12/29/2004

Santa Uses RFID!

Wal-Mart implements its RFID tag based inventory tracking system Saturday. This system should lower Wal-Mart's inventory tracking costs. With Wal-Mart, lower costs generally translates to lower prices for consumers shopping its retail stores. More here and here.

Wal-Mart's deployment of RFID tags continues to launch some so-called 'privacy advocates' into tongue wagging mode. For example:
But privacy advocates are concerned the technology will open the door to allow retailers to "follow" merchandise from the store shelf into a customer's home.
What Wal-Mart's involvement has done is make this technology real," said Katherine Albrecht, founder and director of Consumers Against Supermarket Privacy Invasion and Numbering (CASPIAN), an industry watchdog group. "These corporations using RFID are playing with a dangerous technology. It has the potential to eradicate our privacy.
and
The biggest concern is that the technology will lead to tracking a consumer's buying habits and that those habits will be shared with other businesses and the government without their permission.
Not to advocate such activity, but these folks are rather late to the issue. Technologies that enable tracking consumer habits has been in place for some time now. RFID tags simply allow consumer tracking to happen at a faster pace. As far as I can tell, these folks don't seem concerned by deployment of similar tracking technology as part of the EZ-Pass toll system.

On other fronts:
  • Sporting events: Several professional football teams are considering installation of Smart System Technologies. preppie system (WSJ, link requires subscription) to speed access to football games.

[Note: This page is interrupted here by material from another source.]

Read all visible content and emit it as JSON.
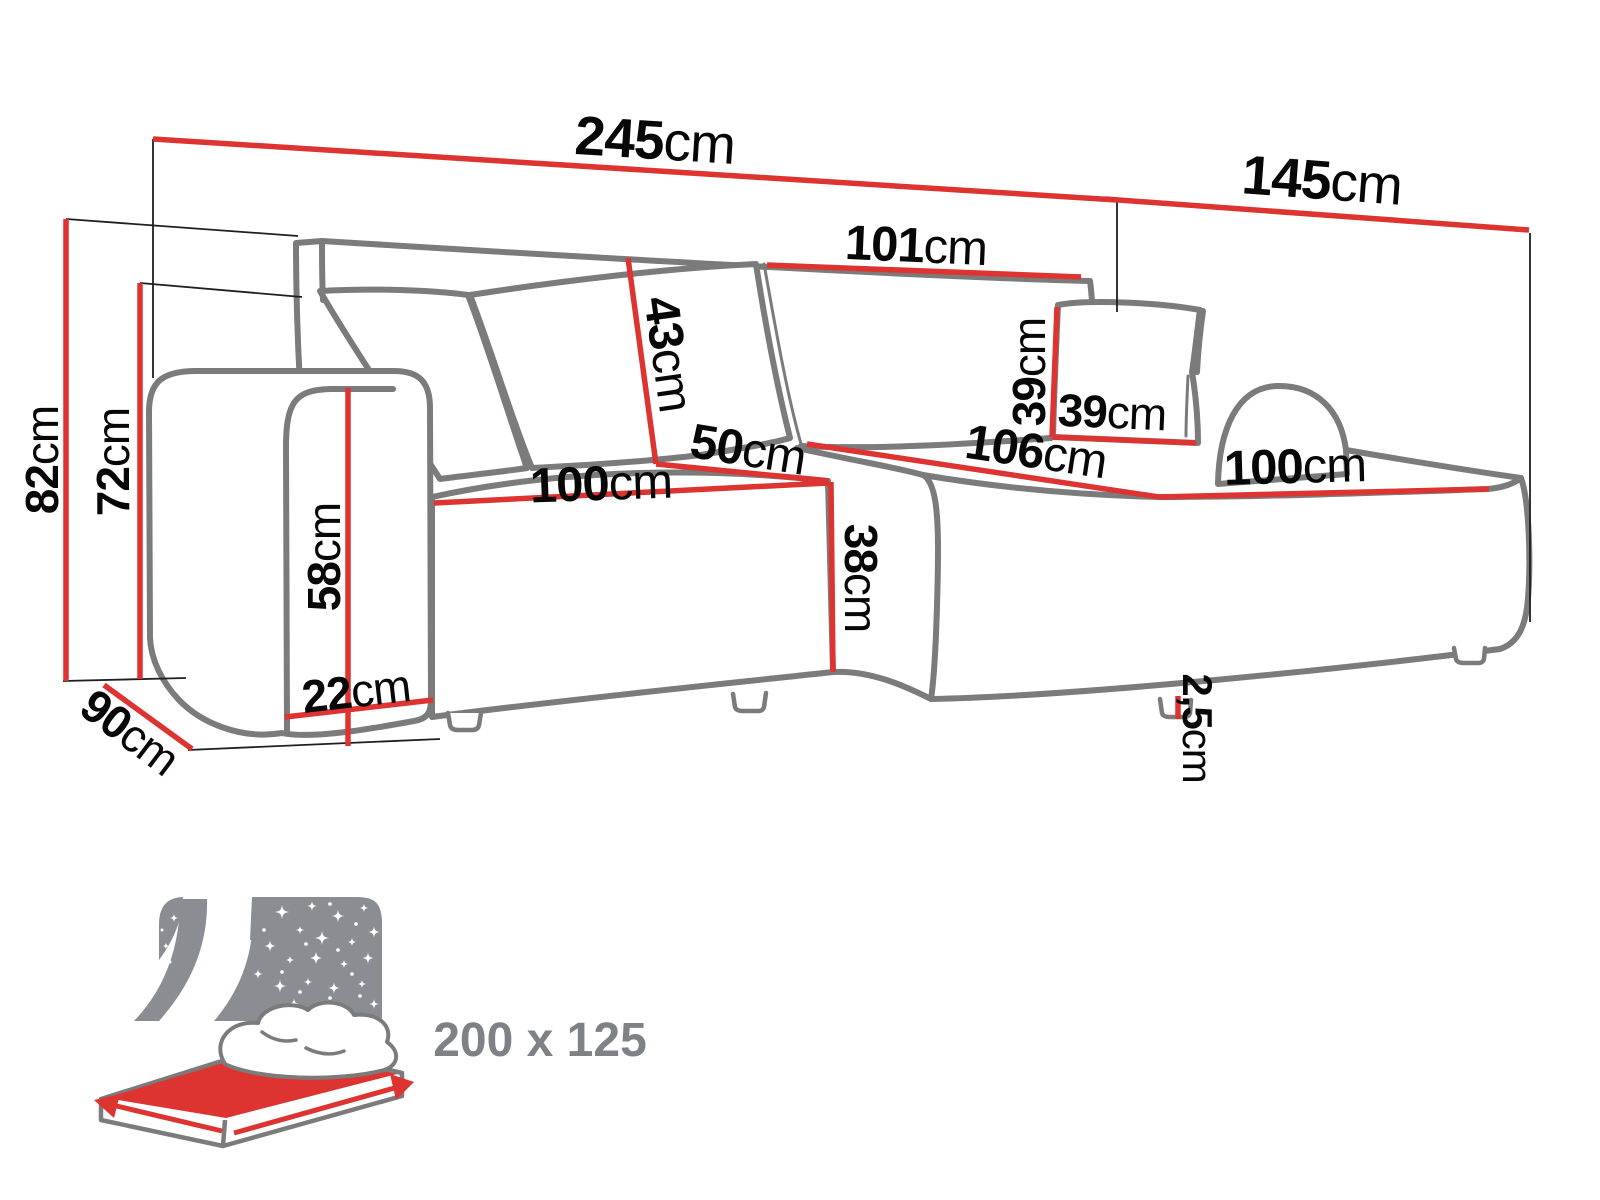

  • Higher Education: [Co]lleges have introduced the [RFID encoded| cards to allow students access to hostels and monitor their classroom attendance. Students only need to swipe his or her card at a reader to record their attendance. At Pune University's Jayakar library, for instance, members don't return books to a librarian or register the books they borrow at a counter behind which the librarian sits. He or she simply places a smart card on one of the three "readers" or devices in the library and the books are automatically registered in his or her account.

    For added effect, attendance data can be uploaded on the Internet and even accessed by parents.

  • Casinos: "show a keen interest in the technology as a way to track customers from the moment they hit the gaming tables."

  • Even Santa is using RFID!
In that case, Christmas shopping 2005 sould benefit from lower prices made possible by the expading adoption of RFID tracking systems.